第11章 【明智光秀】愛、故の戯れ①
旅の夫婦を装った桜姫と佐助は、本能寺へ向かうべく馬での移動をしていた。馬上の佐助に掴まり桜姫は安土での思い出話を聞かせる。
「それで、光秀さんはね。お膳の物を全部混ぜて食べるの、いつも政宗さんや秀吉さんに文句を言われるんだけど、何を食べても一緒だからって!だから、リゾットとかチャーハンとか作ってあげたら喜ぶかなって思ったの」
楽しそうに話す桜姫の話を佐助はニコリと笑いながら聞いていた。
「あっ、でも家康さんが唐辛子をたくさんまぜているのを見て嫌な顔をしてたのも光秀さんだったよ。唐辛子は苦手なのかな?聞きそびれてたなぁ…」
「桜姫さん、さっきから光秀さんの話ばかりだね。よほど魅力的な武将なんだろうね」
佐助の言葉に桜姫はハッとした顔をして口をつぐんだ。
ついつい彼の事ばかり思いだしてしまって、聞いてもらえることが嬉しかった。もう二度と会うはずのない人に料理を作ろうなんて考えていた自分を恥ずかしくも思う。
でも……彼を忘れたくない。
そう思っていた。
桜姫が安土を発ってからまださほど時間が経っていない。家臣たちに彼女の向かった先を探らせつつ、光秀自身も彼女を探した。北か南か……海か山か……一人で向かったのだろうか?おそらくあの忍びと一緒だろうと考えを巡らせる。

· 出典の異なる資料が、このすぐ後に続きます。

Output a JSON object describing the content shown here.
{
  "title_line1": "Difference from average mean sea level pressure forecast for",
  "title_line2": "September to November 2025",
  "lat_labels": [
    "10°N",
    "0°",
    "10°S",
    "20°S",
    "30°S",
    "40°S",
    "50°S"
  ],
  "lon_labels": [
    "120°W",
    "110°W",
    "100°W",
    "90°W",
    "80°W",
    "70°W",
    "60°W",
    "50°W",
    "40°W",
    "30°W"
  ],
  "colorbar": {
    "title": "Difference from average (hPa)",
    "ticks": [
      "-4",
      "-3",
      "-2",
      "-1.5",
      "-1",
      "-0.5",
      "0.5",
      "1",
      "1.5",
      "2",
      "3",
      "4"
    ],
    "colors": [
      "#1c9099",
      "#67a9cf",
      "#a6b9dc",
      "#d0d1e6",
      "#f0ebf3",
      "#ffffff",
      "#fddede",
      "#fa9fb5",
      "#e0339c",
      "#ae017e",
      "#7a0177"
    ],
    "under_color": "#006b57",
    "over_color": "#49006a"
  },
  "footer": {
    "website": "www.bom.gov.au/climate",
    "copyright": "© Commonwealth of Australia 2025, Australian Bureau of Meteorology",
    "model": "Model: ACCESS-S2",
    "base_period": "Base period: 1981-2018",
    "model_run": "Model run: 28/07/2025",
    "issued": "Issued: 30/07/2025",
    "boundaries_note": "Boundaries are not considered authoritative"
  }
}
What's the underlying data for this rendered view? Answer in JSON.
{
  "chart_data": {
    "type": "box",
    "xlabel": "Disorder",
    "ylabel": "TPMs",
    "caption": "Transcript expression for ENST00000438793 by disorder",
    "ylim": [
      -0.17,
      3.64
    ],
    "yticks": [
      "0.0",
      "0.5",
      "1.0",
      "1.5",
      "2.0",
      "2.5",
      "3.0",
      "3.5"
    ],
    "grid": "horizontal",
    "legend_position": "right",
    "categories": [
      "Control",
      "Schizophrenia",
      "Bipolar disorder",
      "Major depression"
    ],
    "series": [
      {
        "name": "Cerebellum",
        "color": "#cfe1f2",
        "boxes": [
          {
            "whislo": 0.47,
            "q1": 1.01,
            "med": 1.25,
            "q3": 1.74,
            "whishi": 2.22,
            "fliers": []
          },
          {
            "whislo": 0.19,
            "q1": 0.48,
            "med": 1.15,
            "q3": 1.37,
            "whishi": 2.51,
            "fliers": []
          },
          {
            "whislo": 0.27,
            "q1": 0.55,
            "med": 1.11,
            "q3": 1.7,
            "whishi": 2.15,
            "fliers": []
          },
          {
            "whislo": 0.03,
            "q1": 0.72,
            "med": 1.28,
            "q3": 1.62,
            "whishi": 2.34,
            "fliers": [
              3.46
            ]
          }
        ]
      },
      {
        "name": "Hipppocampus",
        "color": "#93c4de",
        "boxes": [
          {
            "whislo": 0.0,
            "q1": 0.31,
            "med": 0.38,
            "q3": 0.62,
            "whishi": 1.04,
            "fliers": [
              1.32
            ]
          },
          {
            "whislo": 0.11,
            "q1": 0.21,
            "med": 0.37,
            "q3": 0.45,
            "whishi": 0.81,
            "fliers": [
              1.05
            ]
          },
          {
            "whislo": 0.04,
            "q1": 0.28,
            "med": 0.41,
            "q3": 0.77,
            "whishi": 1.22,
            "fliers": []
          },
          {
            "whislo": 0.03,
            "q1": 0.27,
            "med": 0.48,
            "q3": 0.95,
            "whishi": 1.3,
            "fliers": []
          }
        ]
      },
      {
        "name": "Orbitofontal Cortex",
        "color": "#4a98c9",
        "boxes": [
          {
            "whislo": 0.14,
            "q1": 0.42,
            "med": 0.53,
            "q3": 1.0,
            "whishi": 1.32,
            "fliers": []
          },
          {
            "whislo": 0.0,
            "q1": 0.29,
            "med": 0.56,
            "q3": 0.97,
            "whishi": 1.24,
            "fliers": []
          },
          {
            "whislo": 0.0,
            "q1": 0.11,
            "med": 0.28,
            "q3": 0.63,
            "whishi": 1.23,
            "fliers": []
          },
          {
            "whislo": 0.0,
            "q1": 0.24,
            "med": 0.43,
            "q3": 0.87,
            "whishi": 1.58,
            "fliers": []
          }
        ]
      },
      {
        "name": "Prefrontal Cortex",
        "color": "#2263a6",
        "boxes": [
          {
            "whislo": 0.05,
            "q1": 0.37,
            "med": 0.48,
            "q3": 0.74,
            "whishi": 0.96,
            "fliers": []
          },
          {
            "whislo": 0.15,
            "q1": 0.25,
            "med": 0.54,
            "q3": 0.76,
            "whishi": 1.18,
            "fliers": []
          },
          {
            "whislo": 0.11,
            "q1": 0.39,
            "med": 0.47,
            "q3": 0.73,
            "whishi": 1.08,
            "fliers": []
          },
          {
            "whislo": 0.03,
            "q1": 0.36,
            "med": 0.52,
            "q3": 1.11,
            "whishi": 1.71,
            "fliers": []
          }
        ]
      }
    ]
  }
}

川沿いの道を駈け抜けていた時、政宗の馬が背後に迫ってきた。
「光秀、本能寺だ。三成が桜姫から数日前に聞いていた事を思い出したらしい」
政宗にそれを聞いた光秀は、即座に馬の向きを変えて本能寺方面へと走り出す。
……決して逃しはしない。
これほどまでに執着するなんて思っていなかった。自分自身の心を変えさせたのは彼女だ。彼女の存在が今までの自分の生き方や考え方を変えさせた。
しかし、今の自分には彼女の存在が不可欠である……。
ただの小娘だと思っていたのに、こんなにも好きになるとは……。
……桜姫。
その名を呼び、腕の中に閉じ込めてしまいたいと何度も考えた。
俺だけのものだと示したいと思ってしまうのは贅沢なのだろうか。